La certification du juge Paul Perell permet à l’affaire d’avancer en tant que recours collectif, représentant toutes les victimes de la fusillade. Dans sa décision de 74 pages, Perell a écrit que les plaignants avaient établi “une cause d’action viable” selon le droit canadien de la négligence.
Les experts de l’industrie notent que cette affaire représente un écart significatif par rapport aux tentatives précédentes de tenir les fabricants d’armes responsables de l’utilisation criminelle de leurs produits. Contrairement aux États-Unis, où les fabricants d’armes bénéficient d’une large immunité contre de telles poursuites en vertu de la loi de 2005 sur la protection du commerce légal des armes, les tribunaux canadiens n’ont pas établi de telles protections auparavant.
L’équipe d’enquête a appris que Smith & Wesson prévoit de contester vigoureusement les allégations, arguant que tenir les fabricants responsables de l’utilisation criminelle de produits volés établit un précédent dangereux qui pourrait affecter de nombreuses industries.
“Cette certification ne détermine pas la responsabilité”, a expliqué l’analyste juridique Dr Elaine Thompson de la Faculté de droit de l’Université de Toronto. “Les plaignants font encore face à des obstacles importants pour prouver leur cause, mais franchir l’étape de la certification est en soi une victoire majeure que peu avaient prédite.”

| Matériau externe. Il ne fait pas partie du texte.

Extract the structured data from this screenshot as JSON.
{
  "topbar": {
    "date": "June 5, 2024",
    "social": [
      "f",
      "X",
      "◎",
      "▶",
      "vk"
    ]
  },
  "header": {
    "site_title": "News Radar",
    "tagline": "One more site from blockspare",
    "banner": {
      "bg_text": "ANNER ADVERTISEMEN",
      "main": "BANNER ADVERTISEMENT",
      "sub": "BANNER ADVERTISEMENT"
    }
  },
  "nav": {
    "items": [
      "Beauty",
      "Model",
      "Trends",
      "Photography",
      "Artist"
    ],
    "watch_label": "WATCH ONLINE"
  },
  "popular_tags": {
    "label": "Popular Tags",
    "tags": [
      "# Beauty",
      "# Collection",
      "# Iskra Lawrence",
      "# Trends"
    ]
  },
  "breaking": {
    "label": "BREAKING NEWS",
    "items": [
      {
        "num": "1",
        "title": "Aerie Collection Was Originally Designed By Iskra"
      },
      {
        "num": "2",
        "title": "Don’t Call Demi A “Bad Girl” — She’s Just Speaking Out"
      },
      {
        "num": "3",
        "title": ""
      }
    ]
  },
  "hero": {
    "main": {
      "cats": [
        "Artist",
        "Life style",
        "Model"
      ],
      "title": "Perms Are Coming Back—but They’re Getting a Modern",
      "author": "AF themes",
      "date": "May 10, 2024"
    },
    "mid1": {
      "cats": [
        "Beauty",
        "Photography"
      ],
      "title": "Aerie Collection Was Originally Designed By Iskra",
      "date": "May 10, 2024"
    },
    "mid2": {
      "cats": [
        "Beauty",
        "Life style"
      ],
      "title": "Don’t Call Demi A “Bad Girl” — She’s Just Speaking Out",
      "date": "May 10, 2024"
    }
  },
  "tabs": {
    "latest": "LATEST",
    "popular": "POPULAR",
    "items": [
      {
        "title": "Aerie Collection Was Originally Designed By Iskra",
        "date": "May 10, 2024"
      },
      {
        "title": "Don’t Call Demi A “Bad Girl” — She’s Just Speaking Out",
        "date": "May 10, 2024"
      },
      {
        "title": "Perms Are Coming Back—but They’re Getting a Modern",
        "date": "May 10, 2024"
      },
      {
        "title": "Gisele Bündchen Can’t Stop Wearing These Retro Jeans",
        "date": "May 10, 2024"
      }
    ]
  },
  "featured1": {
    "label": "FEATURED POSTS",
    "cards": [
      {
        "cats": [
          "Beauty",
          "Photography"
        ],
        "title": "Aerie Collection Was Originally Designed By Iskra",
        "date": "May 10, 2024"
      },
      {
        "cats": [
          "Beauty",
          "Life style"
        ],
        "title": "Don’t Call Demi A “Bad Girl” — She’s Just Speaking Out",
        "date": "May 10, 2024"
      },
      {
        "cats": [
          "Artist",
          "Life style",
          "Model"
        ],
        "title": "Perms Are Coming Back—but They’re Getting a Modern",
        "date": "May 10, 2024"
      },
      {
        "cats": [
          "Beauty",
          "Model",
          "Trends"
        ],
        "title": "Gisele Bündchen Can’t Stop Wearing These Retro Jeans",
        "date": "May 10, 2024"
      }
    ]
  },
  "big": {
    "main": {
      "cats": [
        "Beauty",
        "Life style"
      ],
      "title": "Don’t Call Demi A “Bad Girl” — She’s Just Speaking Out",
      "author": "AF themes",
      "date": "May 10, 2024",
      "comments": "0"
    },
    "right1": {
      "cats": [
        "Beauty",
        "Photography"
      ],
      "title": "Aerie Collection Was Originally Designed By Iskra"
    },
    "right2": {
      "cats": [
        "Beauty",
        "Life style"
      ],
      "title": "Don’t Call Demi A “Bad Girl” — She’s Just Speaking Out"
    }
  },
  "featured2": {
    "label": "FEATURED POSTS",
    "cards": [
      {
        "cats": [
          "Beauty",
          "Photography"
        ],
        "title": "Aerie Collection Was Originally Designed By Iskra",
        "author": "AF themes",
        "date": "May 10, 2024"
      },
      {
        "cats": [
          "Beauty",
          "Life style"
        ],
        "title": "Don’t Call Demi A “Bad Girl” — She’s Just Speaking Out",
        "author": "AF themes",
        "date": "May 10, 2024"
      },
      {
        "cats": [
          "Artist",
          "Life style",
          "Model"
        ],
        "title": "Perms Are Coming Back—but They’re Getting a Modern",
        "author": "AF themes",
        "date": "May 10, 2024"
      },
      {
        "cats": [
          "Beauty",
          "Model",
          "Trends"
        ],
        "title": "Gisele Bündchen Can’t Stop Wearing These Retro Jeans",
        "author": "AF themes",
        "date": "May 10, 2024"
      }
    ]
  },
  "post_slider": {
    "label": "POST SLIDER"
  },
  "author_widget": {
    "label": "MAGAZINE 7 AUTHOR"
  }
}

Les implications financières pourraient être substantielles. La poursuite réclame 150 millions de dollars en dommages-intérêts, dont 50 millions en dommages punitifs visant à changer les pratiques de l’industrie.
Ken Price, dont la fille Samantha a été blessée lors de la fusillade et qui est devenu un défenseur d’un contrôle plus strict des armes à feu par l’intermédiaire du groupe Danforth Families for Safe Communities, a déclaré : “Il n’a jamais été question d’argent. Il s’agit de tenir les entreprises responsables des préjudices prévisibles que leurs produits causent lorsqu’elles choisissent les profits plutôt que des dispositifs de sécurité facilement disponibles.”
L’affaire met en lumière les tensions croissantes entre les préoccupations de sécurité publique et la résistance de l’industrie à la technologie des “armes intelligentes”. Les défenseurs soutiennent que de telles fonctionnalités pourraient réduire considérablement l’utilisation non autorisée d’armes à feu, tandis que les représentants de l’industrie maintiennent qu’elles augmenteraient les coûts et créeraient potentiellement des problèmes de fiabilité dans des situations d’autodéfense.
Alors que le processus juridique se déroule, cette affaire qui fait jurisprudence soulève une question profonde pour la société canadienne : les fabricants doivent-ils assumer la responsabilité de mettre en œuvre des dispositifs de sécurité disponibles qui pourraient empêcher une mauvaise utilisation prévisible de leurs produits, ou cette responsabilité incombe-t-elle uniquement aux individus qui commettent des crimes?